I never expected my time would be so short, but I ain’t gettin’ any younger and I feel like I have to take an opportunity when I can get it.
So, thanks for reading during my time or looking at the pretty pictures or using it as bird cage liner or setting it on fire or whatever you did with it. I expect there’s more and better things for the Freekly on the horizon.
Here’s some moments you might remember from the past year:
▲ The appearance of Dan Savage’s sex advice column “Savage Love.” The column ran once and once only after it was clear many people in the community weren’t interested in some of Dan’s brutally frank language.
▲ The implementation of pay parking on Dickson Street. Only time will tell if the system is an important step forward in growing downtown Fayetteville or … something else.

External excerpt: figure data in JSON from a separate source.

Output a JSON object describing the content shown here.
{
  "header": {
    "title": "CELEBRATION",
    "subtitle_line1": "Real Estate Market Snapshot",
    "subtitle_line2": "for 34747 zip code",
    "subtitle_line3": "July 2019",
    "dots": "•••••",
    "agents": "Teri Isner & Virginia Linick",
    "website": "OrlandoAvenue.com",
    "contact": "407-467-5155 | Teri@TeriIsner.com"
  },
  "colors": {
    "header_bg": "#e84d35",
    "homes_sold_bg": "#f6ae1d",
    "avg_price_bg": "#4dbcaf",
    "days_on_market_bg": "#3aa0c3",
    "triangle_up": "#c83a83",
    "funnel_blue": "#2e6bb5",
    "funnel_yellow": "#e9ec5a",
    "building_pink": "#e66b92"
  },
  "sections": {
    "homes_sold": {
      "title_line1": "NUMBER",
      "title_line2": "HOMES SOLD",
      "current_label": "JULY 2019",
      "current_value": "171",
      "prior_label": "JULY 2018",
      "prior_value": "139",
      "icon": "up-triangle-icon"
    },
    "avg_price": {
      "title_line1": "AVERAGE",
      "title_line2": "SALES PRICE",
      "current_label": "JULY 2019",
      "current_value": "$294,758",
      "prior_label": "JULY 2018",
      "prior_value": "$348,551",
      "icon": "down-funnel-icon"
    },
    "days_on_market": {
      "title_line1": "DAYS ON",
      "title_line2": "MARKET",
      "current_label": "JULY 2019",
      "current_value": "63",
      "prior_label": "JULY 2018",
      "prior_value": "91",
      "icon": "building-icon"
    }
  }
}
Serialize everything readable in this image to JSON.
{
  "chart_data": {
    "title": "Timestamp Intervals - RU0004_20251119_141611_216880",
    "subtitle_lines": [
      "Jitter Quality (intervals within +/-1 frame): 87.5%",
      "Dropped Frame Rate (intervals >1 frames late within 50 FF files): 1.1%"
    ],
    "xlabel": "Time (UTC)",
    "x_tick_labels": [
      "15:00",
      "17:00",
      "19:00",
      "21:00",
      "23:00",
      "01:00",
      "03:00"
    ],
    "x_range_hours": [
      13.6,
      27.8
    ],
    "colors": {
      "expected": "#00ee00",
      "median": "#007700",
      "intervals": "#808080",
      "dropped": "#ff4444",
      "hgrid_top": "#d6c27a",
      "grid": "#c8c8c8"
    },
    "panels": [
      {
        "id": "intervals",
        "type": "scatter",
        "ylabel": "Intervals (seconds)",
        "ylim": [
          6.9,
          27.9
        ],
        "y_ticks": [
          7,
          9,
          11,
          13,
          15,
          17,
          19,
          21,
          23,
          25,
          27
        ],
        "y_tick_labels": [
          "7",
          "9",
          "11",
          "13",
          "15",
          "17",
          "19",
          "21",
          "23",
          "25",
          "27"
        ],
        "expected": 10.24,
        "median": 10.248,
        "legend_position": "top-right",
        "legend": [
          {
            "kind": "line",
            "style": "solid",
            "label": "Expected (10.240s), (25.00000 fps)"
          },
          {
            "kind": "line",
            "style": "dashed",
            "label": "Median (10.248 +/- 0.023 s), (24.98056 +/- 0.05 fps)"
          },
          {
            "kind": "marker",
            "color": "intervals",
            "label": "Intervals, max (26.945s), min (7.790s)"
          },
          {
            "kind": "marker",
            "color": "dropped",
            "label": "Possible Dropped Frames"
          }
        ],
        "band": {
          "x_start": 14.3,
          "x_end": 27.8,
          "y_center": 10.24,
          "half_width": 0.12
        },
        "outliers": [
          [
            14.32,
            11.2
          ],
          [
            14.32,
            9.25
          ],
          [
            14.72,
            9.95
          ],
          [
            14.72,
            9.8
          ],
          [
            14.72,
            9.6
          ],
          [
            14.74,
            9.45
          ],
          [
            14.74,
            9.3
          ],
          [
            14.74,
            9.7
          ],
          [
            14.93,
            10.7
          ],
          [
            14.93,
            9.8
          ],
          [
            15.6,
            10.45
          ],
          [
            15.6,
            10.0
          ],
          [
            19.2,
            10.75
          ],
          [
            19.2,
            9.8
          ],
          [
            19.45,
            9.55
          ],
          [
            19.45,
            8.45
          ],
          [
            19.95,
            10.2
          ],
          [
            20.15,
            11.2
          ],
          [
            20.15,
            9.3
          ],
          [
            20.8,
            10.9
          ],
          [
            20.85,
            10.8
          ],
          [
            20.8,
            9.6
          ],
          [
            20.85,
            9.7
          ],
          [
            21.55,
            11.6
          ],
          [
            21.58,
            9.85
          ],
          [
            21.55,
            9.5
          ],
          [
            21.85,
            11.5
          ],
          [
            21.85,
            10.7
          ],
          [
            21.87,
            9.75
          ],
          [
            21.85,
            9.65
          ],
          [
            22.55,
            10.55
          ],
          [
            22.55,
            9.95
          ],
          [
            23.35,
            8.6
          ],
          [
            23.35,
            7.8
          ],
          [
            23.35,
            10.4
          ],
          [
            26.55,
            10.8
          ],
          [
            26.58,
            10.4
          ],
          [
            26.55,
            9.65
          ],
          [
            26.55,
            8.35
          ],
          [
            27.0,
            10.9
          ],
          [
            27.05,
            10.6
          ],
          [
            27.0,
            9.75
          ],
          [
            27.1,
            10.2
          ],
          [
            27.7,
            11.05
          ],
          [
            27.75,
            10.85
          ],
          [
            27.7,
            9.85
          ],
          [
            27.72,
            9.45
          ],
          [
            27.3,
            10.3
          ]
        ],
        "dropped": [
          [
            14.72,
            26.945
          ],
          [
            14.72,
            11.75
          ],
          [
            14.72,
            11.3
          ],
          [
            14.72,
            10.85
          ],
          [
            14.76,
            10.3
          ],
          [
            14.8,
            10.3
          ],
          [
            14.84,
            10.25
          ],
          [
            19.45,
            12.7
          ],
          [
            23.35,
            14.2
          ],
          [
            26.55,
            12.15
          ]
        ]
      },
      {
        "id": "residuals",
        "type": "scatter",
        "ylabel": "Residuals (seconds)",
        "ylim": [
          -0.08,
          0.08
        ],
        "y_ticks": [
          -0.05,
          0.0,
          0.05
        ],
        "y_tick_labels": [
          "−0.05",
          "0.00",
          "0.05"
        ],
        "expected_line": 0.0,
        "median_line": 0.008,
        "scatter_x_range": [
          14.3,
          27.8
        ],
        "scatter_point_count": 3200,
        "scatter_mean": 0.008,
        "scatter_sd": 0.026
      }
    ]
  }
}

▲ The opening and closing of the Whole Earth Organic Lounge in Fayetteville. Despite my meat-eating ways, the lounge was a wonderful place to hang out with the always wonderful Judy Paynesmith and the unbelievably energetic William Njager.
▲ The death of Bruce Walker, owner of Flying Possum Leather, in a fire at his shop. Bruce and his canine pal Bugsy were longtime fixtures on Dickson Street. Bruce was passionate about his work, including his patented leather guitar strap, and in the months prior to his death, a passionate opponent of pay parking on Dickson.
▲ The smoking ordinance revisited again. Smoking was once again the hot topic in Fayetteville over the summer.
Last time around, circa 2003, the debate centered on pulling smoking out of restaurant establishments in the city. After much debate, many long city council meetings and eventually a vote by residents, the smoking ordinance was passed.
I think you’d find relatively few people now who’d like to put smoking sections back in restaurants.
This year, the city council looked at extending the ban to standalone bars in Fayetteville. Because the ordinance went to a public vote, the proposal to change it needed six votes by city council members to pass.
The amendment could only muster five out of eight votes with aldermen Mark Kinion, Justin Tennant and Bobby Ferrell voting against it. Smoking remained in Fayetteville bars.